After a fairytale return, Christian Eriksen looks to pen a happy ending for Brentford

Among the many elements of Brentford’s Danish connection is their commitment to producing stories that might just as easily have been written by Hans Christian Andersen.

At the turn of the year, it seemed unlikely that the most heart-warming chapter of this particular footballing fairytale was still to be written, and yet here we are.

On Saturday afternoon, Christian Eriksen is expected to step onto a football pitch in a competitive setting for the first time since he was carried off one, the world stunned and fearing for his life, more than eight months ago.
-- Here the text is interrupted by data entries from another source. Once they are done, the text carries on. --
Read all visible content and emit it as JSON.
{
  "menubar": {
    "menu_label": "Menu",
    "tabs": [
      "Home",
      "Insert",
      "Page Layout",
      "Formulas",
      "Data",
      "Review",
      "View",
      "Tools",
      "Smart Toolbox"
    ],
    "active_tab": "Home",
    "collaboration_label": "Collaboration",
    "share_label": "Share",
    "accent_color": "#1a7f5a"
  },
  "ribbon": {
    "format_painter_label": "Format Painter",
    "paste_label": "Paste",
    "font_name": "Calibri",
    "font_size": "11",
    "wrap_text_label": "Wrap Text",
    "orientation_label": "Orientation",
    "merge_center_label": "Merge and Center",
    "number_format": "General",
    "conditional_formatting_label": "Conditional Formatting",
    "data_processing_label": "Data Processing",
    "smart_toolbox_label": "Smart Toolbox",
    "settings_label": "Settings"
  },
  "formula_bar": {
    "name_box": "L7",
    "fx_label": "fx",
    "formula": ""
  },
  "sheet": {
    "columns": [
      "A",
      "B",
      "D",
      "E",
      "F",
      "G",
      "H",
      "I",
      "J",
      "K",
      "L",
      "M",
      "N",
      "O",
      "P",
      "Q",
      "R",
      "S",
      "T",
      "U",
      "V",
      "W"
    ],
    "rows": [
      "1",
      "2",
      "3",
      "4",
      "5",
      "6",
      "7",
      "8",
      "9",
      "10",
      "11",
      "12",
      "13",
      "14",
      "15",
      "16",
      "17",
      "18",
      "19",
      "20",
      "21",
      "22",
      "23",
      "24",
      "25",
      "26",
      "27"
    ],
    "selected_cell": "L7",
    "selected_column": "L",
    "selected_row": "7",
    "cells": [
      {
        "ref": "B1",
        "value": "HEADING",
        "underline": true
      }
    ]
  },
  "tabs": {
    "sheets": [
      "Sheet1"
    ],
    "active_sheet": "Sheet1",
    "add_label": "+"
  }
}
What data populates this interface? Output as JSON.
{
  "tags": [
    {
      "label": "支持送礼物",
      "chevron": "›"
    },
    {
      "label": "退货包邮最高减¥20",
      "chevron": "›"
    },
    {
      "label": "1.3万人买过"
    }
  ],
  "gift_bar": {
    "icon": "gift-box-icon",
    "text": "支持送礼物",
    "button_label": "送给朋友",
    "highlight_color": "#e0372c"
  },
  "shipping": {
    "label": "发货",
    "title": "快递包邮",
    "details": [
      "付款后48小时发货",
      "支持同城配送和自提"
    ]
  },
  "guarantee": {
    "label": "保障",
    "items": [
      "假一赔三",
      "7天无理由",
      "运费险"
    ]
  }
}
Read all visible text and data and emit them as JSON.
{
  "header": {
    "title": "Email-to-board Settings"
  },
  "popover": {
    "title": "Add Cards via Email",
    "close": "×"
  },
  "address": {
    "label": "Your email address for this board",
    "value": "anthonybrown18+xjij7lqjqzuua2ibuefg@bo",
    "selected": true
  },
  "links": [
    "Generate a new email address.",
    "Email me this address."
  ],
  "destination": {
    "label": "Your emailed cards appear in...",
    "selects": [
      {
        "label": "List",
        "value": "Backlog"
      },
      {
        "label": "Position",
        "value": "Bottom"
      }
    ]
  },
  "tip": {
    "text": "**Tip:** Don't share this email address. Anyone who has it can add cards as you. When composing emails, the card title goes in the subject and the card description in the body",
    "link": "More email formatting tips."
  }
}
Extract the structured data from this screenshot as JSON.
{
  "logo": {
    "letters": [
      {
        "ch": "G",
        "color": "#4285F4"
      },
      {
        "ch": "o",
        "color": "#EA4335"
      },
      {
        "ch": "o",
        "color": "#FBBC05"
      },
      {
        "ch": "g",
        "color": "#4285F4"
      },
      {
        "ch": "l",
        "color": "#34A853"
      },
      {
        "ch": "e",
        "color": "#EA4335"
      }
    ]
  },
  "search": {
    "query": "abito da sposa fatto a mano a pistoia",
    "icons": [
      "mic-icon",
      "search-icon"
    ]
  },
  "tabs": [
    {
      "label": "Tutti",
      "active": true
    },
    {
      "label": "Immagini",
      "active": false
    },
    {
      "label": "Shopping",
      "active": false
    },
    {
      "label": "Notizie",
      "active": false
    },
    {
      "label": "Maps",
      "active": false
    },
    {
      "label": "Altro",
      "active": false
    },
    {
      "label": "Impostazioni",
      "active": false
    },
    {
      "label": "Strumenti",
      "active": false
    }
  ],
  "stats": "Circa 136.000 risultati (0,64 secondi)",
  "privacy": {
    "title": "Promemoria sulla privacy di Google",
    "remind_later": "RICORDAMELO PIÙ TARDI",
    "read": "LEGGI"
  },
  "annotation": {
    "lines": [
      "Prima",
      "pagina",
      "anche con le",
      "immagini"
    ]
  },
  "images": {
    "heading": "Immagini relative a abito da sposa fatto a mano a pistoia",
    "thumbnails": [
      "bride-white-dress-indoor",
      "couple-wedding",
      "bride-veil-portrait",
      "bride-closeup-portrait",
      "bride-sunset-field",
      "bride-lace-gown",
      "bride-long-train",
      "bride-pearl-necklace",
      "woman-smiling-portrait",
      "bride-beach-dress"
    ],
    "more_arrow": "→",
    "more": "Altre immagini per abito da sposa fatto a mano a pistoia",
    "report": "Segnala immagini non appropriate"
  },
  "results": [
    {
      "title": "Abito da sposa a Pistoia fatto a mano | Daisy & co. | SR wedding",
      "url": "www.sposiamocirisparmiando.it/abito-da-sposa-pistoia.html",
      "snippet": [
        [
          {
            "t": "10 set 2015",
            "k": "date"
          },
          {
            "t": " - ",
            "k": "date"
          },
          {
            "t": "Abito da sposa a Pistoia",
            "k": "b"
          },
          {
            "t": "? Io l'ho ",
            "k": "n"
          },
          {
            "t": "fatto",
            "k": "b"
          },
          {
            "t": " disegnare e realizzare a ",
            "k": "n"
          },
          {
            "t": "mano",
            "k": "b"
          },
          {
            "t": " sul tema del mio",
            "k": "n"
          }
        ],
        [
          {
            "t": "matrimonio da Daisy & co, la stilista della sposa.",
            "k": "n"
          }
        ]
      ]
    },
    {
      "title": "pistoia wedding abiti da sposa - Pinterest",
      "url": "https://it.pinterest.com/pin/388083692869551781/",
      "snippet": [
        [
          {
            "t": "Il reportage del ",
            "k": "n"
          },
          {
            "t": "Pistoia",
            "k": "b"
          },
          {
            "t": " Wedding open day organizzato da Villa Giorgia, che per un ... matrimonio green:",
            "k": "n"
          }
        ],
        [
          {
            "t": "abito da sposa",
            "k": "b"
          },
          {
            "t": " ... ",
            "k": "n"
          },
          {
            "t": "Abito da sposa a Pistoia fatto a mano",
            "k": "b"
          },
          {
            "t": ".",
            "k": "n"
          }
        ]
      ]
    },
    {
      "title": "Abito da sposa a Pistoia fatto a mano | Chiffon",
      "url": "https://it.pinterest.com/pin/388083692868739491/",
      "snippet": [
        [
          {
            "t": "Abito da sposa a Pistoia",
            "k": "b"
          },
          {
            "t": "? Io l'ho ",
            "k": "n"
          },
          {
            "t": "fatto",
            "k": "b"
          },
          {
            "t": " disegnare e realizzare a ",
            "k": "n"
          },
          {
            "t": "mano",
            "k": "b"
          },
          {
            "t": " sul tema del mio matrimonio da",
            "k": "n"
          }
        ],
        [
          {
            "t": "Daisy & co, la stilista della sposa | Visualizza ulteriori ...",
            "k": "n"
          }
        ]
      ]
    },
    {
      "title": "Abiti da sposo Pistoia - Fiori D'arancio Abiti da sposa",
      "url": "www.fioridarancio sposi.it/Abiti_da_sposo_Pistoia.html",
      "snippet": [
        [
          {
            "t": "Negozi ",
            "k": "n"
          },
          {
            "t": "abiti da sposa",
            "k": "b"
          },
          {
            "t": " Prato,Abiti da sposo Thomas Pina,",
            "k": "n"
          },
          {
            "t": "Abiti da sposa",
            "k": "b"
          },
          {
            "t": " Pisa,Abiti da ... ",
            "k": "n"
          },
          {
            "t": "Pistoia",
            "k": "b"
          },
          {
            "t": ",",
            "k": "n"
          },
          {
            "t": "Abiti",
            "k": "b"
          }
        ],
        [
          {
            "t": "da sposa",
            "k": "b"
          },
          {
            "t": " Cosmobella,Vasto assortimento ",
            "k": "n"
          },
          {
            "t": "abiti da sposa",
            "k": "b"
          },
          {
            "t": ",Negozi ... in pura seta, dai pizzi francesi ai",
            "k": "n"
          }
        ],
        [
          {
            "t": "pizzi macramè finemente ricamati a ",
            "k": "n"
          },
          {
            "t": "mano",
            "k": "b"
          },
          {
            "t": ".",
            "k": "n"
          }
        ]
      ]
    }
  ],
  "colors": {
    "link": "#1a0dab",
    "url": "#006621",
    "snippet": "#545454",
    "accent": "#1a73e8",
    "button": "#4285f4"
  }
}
There have been so many people and circumstances to thank for the sequence of events that have led here, to west London, and a comeback that was a million miles from anyone’s thoughts on that shocking June day.

All the strands seem to have come together nicely — Eriksen back playing football in the Premier League at a fittingly likeable club under a Danish boss, Thomas Frank, who coached him as a teenager — but there is an urgency and trepidation to the whole scenario.

Not because of what Eriksen has been through, though there will be a nervousness watching him go up for his first header or be clattered in his first 50-50.

More because of what he now steps into, joining a side who are in a rut, having taken just one point from their last seven league games.

Coinciding with a series of unlikely revivals from seemingly-doomed rivals, it has seen the Bees dragged to the very precipice of a relegation scrap, four points above the drop, conceding games in hand to almost all of their rivals.

Goals have been hard to come by, not helped by Ivan Toney’s recent absence, but even at their best this season Frank’s men have lacked a certain spark, a link between the solid foundation upon which their early-season form was built and a persevering but often isolated attack.

(AP)

That is where Eriksen comes in, and why his three assists in two behind-closed-doors friendlies in the past fortnight have already raised expectations. Eriksen the inspiration now comes as a given, but it is Eriksen the creator, assist-maker, goal-getter, that Brentford so dearly need to prove the difference — and quick.

They have just 12 matches left to play in a maiden Premier League campaign they are desperate to ensure does not prove a one-off. Crucially, half of those come against the teams that are directly below them — and it is now those half-a-dozen six-pointers that will surely decide their fate, starting with the visit of Newcastle.

If Eriksen’s return stands to be the most life-affirming moment of this Premier League season, then Newcastle’s Saudi takeover certainly lies among the more troubling, and it is not hard to see why the Bees will continue their residency as the neutral’s favourite with the Dane among their ranks tomorrow afternoon.

But there is a growing sense that Frank and his side have perhaps been given something of an easy ride, that the aforementioned fairytale has continued to hide the reality of an alarming slump.

Eriksen’s mere presence will no doubt reinforce the positive narrative for now, but if it is to be intact come the end of the season, he will surely have a much bigger part to play.